The intermediate appeals court in New York affirmed last week the dismissal of Ronald Perelman’s lawsuit against Larry Gagosian (the initial dismissal was earlier this year). Although we did not analyze the underlying dismissal when it happened (Donn Zaretsky wrote a terrific recap at the time, here). The result, while not terrible surprising at this point, does underscore some important points to remember about the parties’ rights and duties in an art transaction. 

The claim concerned the sale of a Jeff Koons work, that at the time of the agreement had not yet been created. Perelman agreed to pay $4 million for it, in addition to a $12.6 million sculpture and a $10.5 million painting. In the lawsuit, Perelman argued that the sculpture was actually worth more, but that Gagosian refused to let him (Perelman) resell it for a higher price because of a side agreement with Koons himself, such that Gagosian would have to pay the artist a higher commission if his work sold for a higher price. Gagosian, for his part, filed a countervailing lawsuit arguing that Perelman had simply failed to pay. 

Perelman argued that in agreeing to the transaction, he relied on Gagosian as an advisor, such that a position of trust was created. The Appellate Divisision was unpersuaded:

Plaintiffs contend that, when plaintiff MacAndrews & Forbes Group, LLC (MacAndrews) and defendant Gagosian Gallery, Inc. (the Gallery) entered into a contract whereby MacAndrews bought a sculpture from the Gallery (the MacAndrews Purchase Agreement), defendants knew that plaintiffs expected to resell the sculpture. Plaintiffs allege that defendants breached the covenant of good faith and fair dealing implicit in the MacAndrews Purchase Agreement by entering into a subsequent agreement that decreased their incentive to be involved in resales of the sculpture, because without defendants’ involvement, plaintiffs would not realize as high a price on the resale. However, the essence of the MacAndrews Purchase Agreement was that MacAndrews was going to buy a sculpture, not that it would later resell it. As important as defendants’ involvement in the resale was to plaintiffs, the parties did not include it in the MacAndrews Purchase Agreement, and we will not interpret the agreement as impliedly stating it.
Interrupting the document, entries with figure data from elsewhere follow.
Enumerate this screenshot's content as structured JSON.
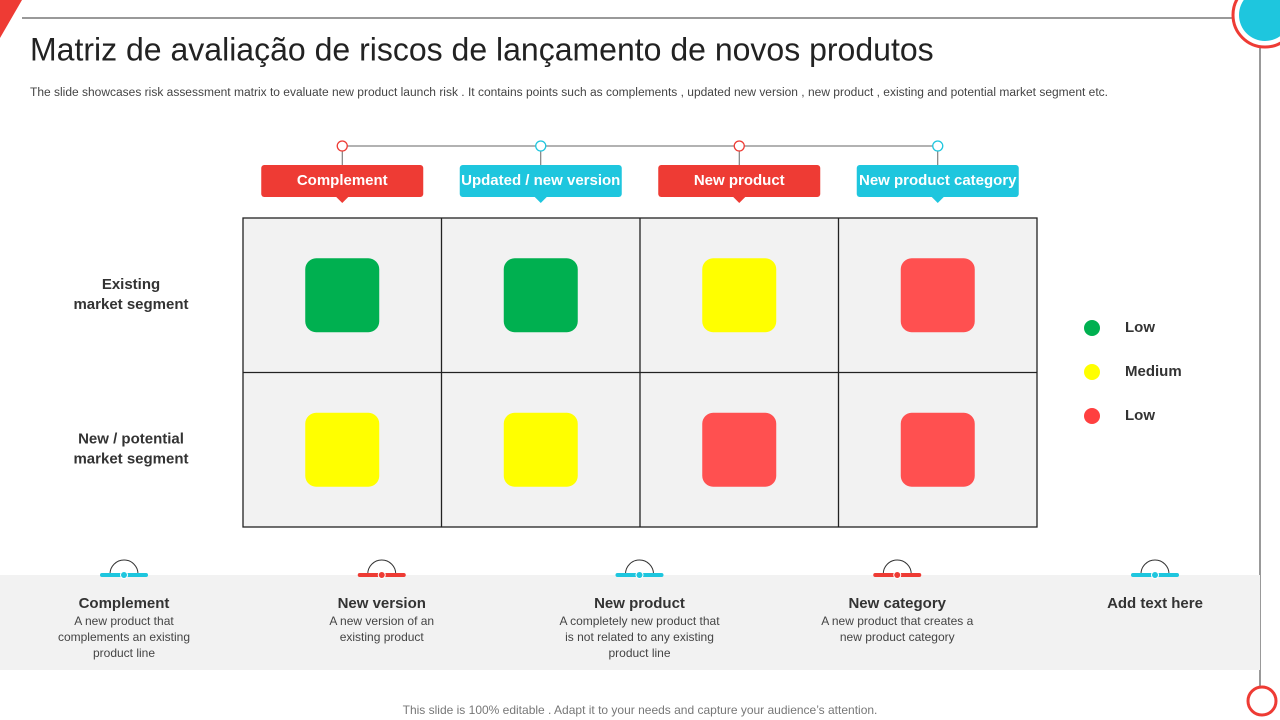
{
  "header": {
    "title": "Matriz de avaliação de riscos de lançamento de novos produtos",
    "subtitle": "The slide showcases risk assessment matrix to evaluate new product launch risk . It contains points such as complements , updated new version , new product , existing and potential market segment etc."
  },
  "matrix": {
    "columns": [
      {
        "label": "Complement",
        "color": "#ee3b34"
      },
      {
        "label": "Updated / new version",
        "color": "#1ec6de"
      },
      {
        "label": "New product",
        "color": "#ee3b34"
      },
      {
        "label": "New product category",
        "color": "#1ec6de"
      }
    ],
    "rows": [
      {
        "label": [
          "Existing",
          "market segment"
        ],
        "cells": [
          "#00b050",
          "#00b050",
          "#ffff00",
          "#ff5050"
        ]
      },
      {
        "label": [
          "New / potential",
          "market segment"
        ],
        "cells": [
          "#ffff00",
          "#ffff00",
          "#ff5050",
          "#ff5050"
        ]
      }
    ]
  },
  "legend": [
    {
      "label": "Low",
      "color": "#00b050"
    },
    {
      "label": "Medium",
      "color": "#ffff00"
    },
    {
      "label": "Low",
      "color": "#ff4040"
    }
  ],
  "items": [
    {
      "title": "Complement",
      "text": [
        "A new product that",
        "complements an existing",
        "product line"
      ],
      "color": "#1ec6de"
    },
    {
      "title": "New version",
      "text": [
        "A new version  of an",
        "existing product"
      ],
      "color": "#ee3b34"
    },
    {
      "title": "New product",
      "text": [
        "A completely new product that",
        "is not related to any existing",
        "product line"
      ],
      "color": "#1ec6de"
    },
    {
      "title": "New category",
      "text": [
        "A new product that creates a",
        "new product category"
      ],
      "color": "#ee3b34"
    },
    {
      "title": "Add text here",
      "text": [],
      "color": "#1ec6de"
    }
  ],
  "footer": "This slide is 100% editable . Adapt it to your needs and capture your audience’s attention."
}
This relates to the “covenant of good faith and fair dealing,” a term that is implied as a matter of law in all contracts. The covenant dictates that even arms’ length negotiating parties cannot secretly intend not to perform what they have agreed to do.

But the courts in succession did not agree that the implied terms went so far as to require Gagosian to hold Perelman’s interests above his own beyond the terms of the agreement.

This is also an important reminder about what is, and what isn’t, a statement by a seller that can give rise to enforceable rights later. A statement of fact in the course of a transaction (“this is for a Jeff Koons work”) is a warranty under U.C.C. § 2-313 (“any affirmation of fact or promise made by the seller to the buyer which relates to the goodsand becomes part of the basis of the bargain creates an express warranty that the goods shall conform to the affirmation or promise.”).

By contrast, a statement of value is not an actionable warranty. So, “this Koons is worth $4 million” is a statement of opinion and not generally enforceable, unless the person making the statement is in a position of trust. Buyer beware remains good advice.